Artikel 4 Algemene toetsingscriteria

De huisvesting aan de Vollenhoverweg 12 vindt plaats in twee gebouwen, waarin de bewoners allen een eigen woonunit krijgen. Deze unit is groter dan 12 m². Zoals in hoofdstuk 2 omschreven, vindt parkeren geheel plaats op het erf waar de huisvesting plaatsvindt. Omringende erven worden daarnaast niet onevenredig belemmert. Dit is eveneens in hoofdstuk 4 beschreven. Daarmee wordt voldaan aan de algemene toetsingscriteria.

Artikel 7 Aanvullende toetsingscriteria huisvestingscategorie 2

Een aanvraag voor huisvestingscategorie 2 moet voldoen aan een aantal criteria. Hieronder vindt deze toetsing plaats:

A. van huisvestingscategorie 2 mogen er binnen gemeente Noordoostpolder maximaal vijftien worden gerealiseerd.

Op dit moment is er reeds huisvesting voor 100 arbeidsmigranten in het plangebied aanwezig. Deze wordt uitgebreid naar huisvesting voor 150 arbeidsmigranten. Er komt door dit voornemen dus geen nieuwe huisvestingscategorie 2 bij.

B. huisvesting vindt plaats op een solitair erf in het landelijk gebied.

Het perceel betreft een solitair erf in het landelijk gebied, gelegen aan de Vollenhoverweg. Rondom het perceel is uitsluitend sprake van agrarische gronden.

C. huisvesting vindt plaats in logiesgebouwen en wordt zoveel mogelijk in bestaande bebouwing gerealiseerd.

Op het perceel is een bestaand gebouw aanwezig waarin momenteel 100 arbeidsmigranten gevestigd worden. Aan de achterzijde wordt een nieuw gebouw geplaatst om de uitbreiding naar 150 huisvestingsplaatsen voor arbeidsmigranten te realiseren. Er worden dus zoveel mogelijk arbeidsmigranten in de bestaande bebouwing gehuisvest.

D. binnen een straal van 750 meter van een bestaande huisvestingscategorie 2 of 3 wordt geen nieuwe huisvestingscategorie 2 gerealiseerd.

Met dit voornemen wordt geen nieuwe huisvestingscategorie 2 gerealiseerd, maar wordt een bestaande locatie uitgebreid binnen de betreffende huisvestingscategorie. Overigens is binnen een straal van 750 meter geen andere huisvestingscatgorie 2 of 3 aanwezig.

E. huisvestingscategorie 2 wordt niet gerealiseerd binnen een straal van 400 meter van een huisvestingscategorie 1.

Er is geen sprake van een nieuwe huisvestingscategorie 2, er wordt alleen een bestaande locatie uitgebreid van 100 naar 150 huisvestingsplaatsen voor arbeidsmigranten.

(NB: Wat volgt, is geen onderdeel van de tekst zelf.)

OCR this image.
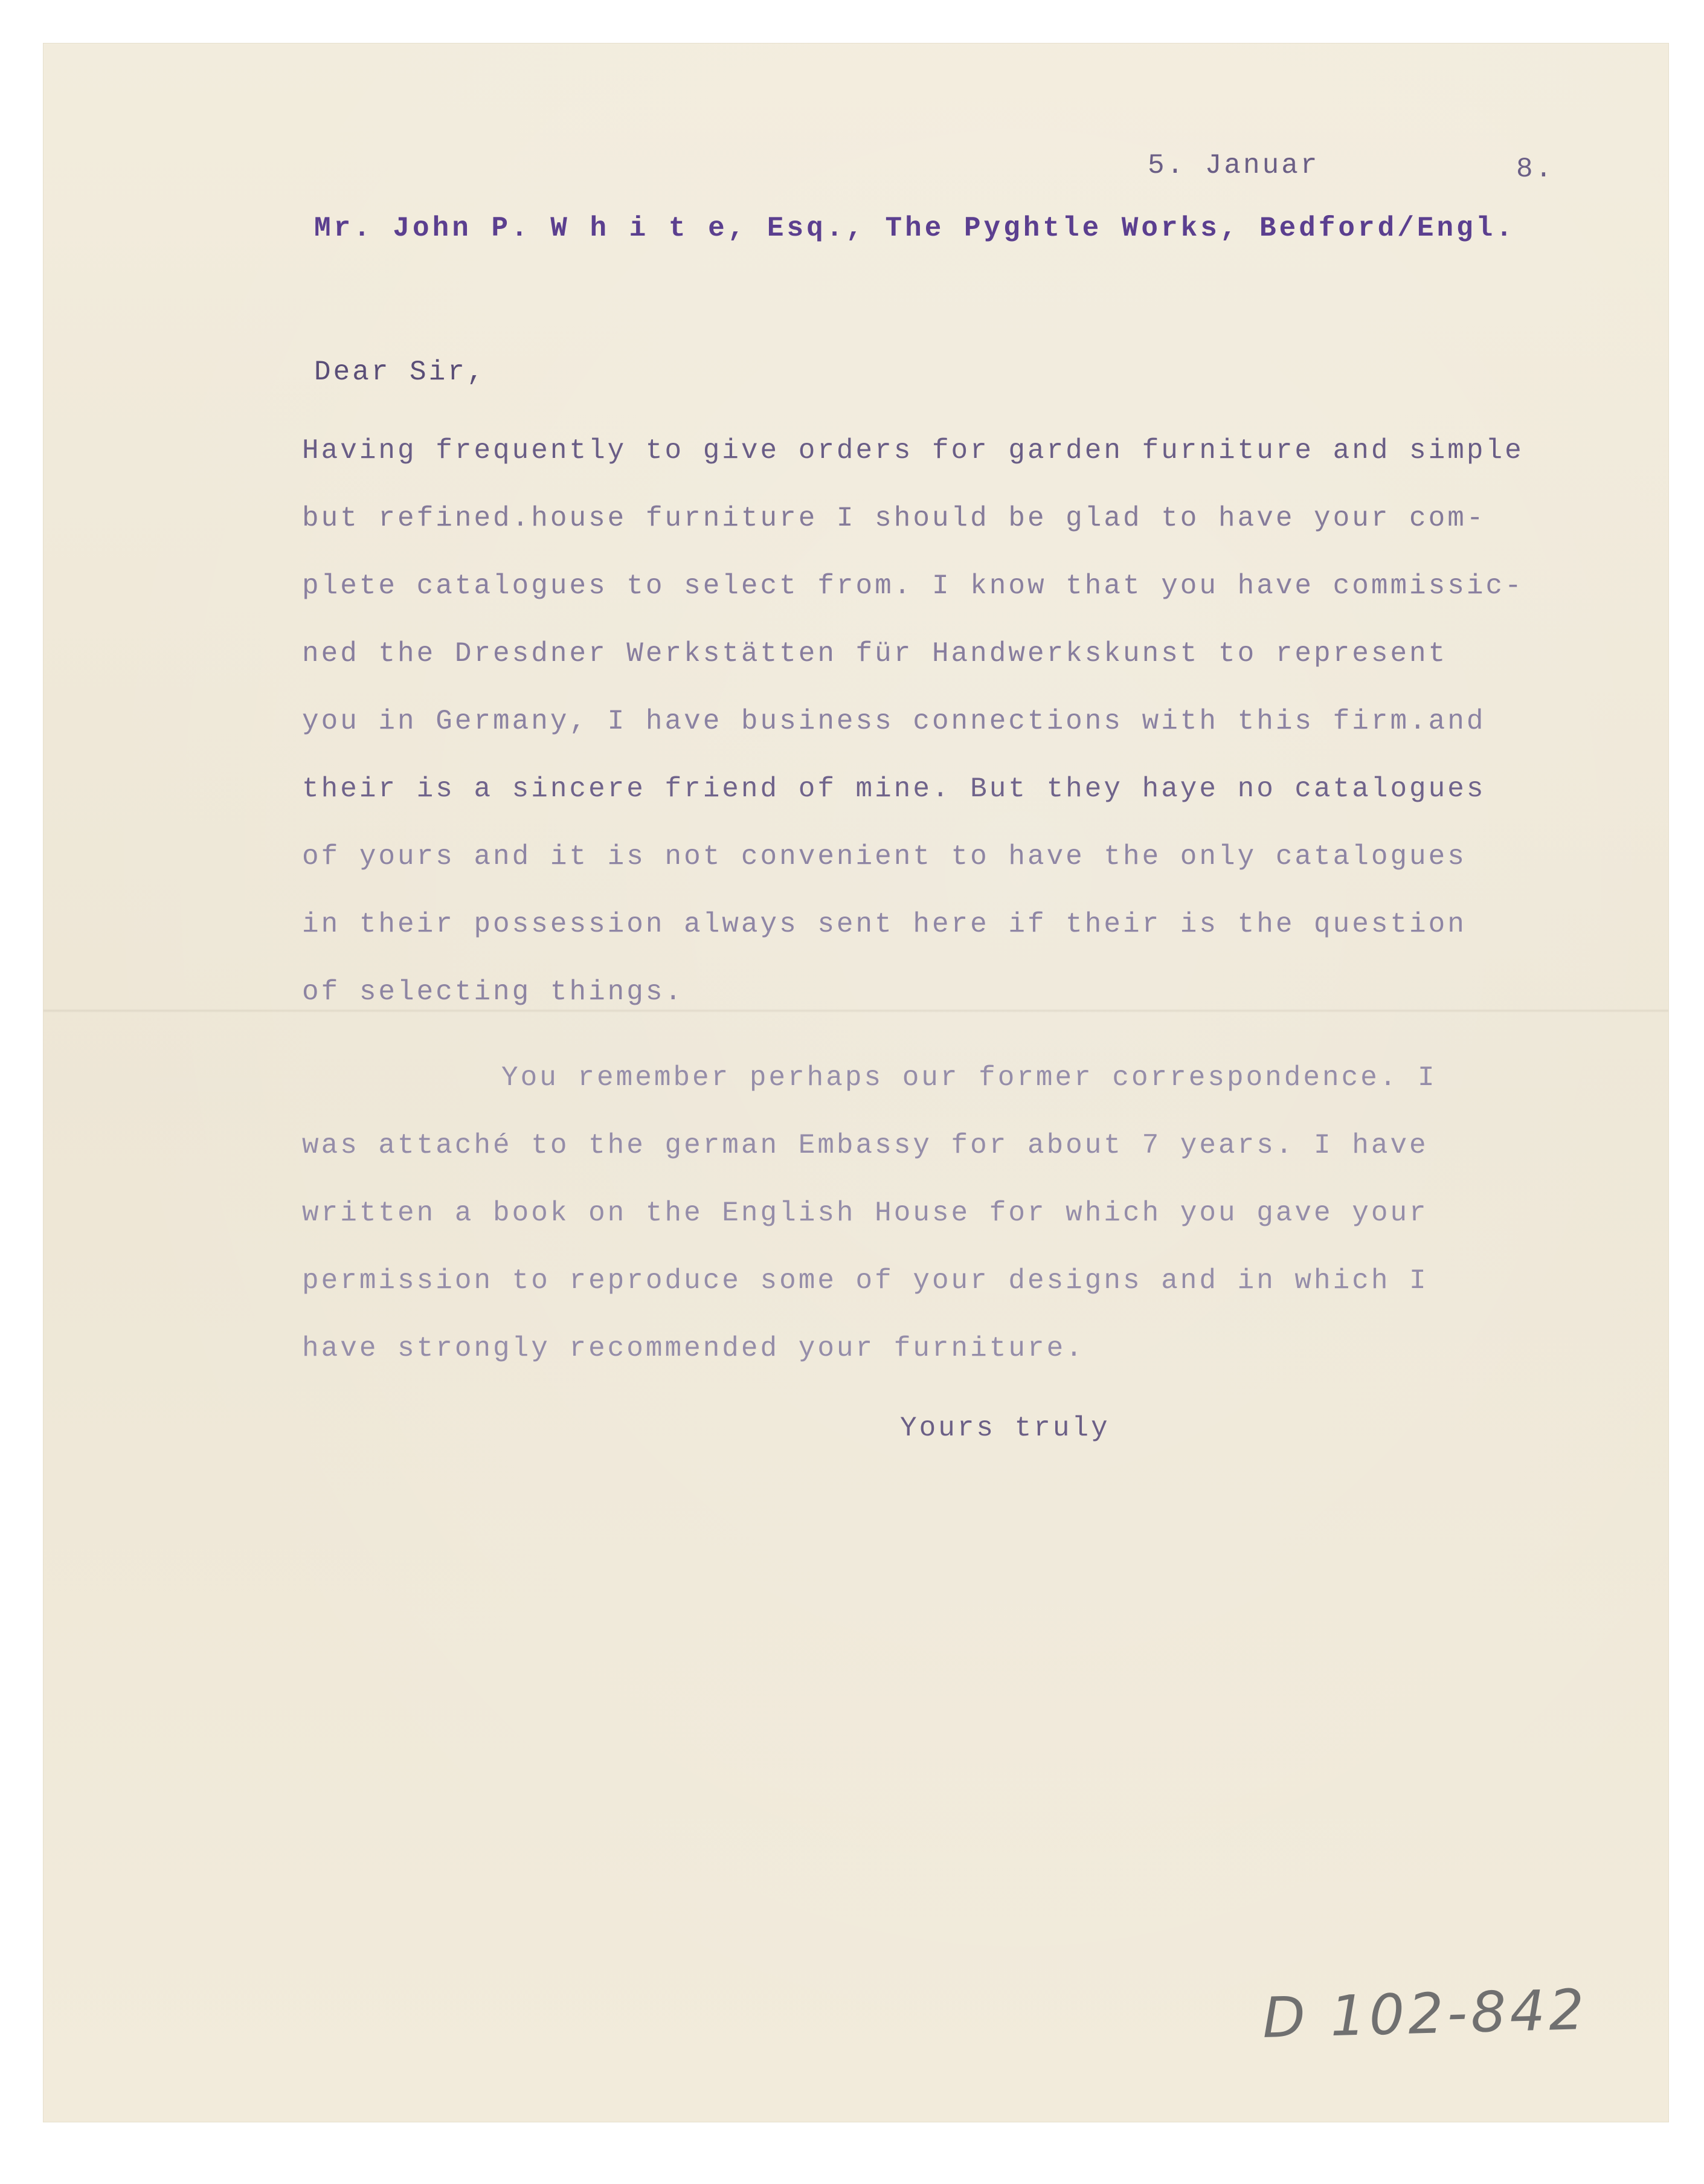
5. Januar	8.
Mr. John P. W h i t e, Esq., The Pyghtle Works, Bedford/Engl.
Dear Sir,
Having frequently to give orders for garden furniture and simple
but refined.house furniture I should be glad to have your com-
plete catalogues to select from. I know that you have commissic-
ned the Dresdner Werkstätten für Handwerkskunst to represent
you in Germany, I have business connections with this firm.and
their is a sincere friend of mine. But they haye no catalogues
of yours and it is not convenient to have the only catalogues
in their possession always sent here if their is the question
of selecting things.
You remember perhaps our former correspondence. I
was attaché to the german Embassy for about 7 years. I have
written a book on the English House for which you gave your
permission to reproduce some of your designs and in which I
have strongly recommended your furniture.
Yours truly
D 102-842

Overigens is binnen een straal van 400 meter geen huisvestingscategorie 1 aanwezig.

 

F. op het erf dat wordt gebruikt voor huisvestingscategorie 2 vinden geen ander bedrijfsmatige activiteiten plaats.

Er is uitsluitend sprake van huisvestings voor arbeidsmigranten op het perceel. Er zijn geen andere bedrijfsmatige activiteiten.

G. de huisvesting is stedenbouwkundig en landschappelijk goed ingepast. Dit blijkt uit het inrichtingsplan.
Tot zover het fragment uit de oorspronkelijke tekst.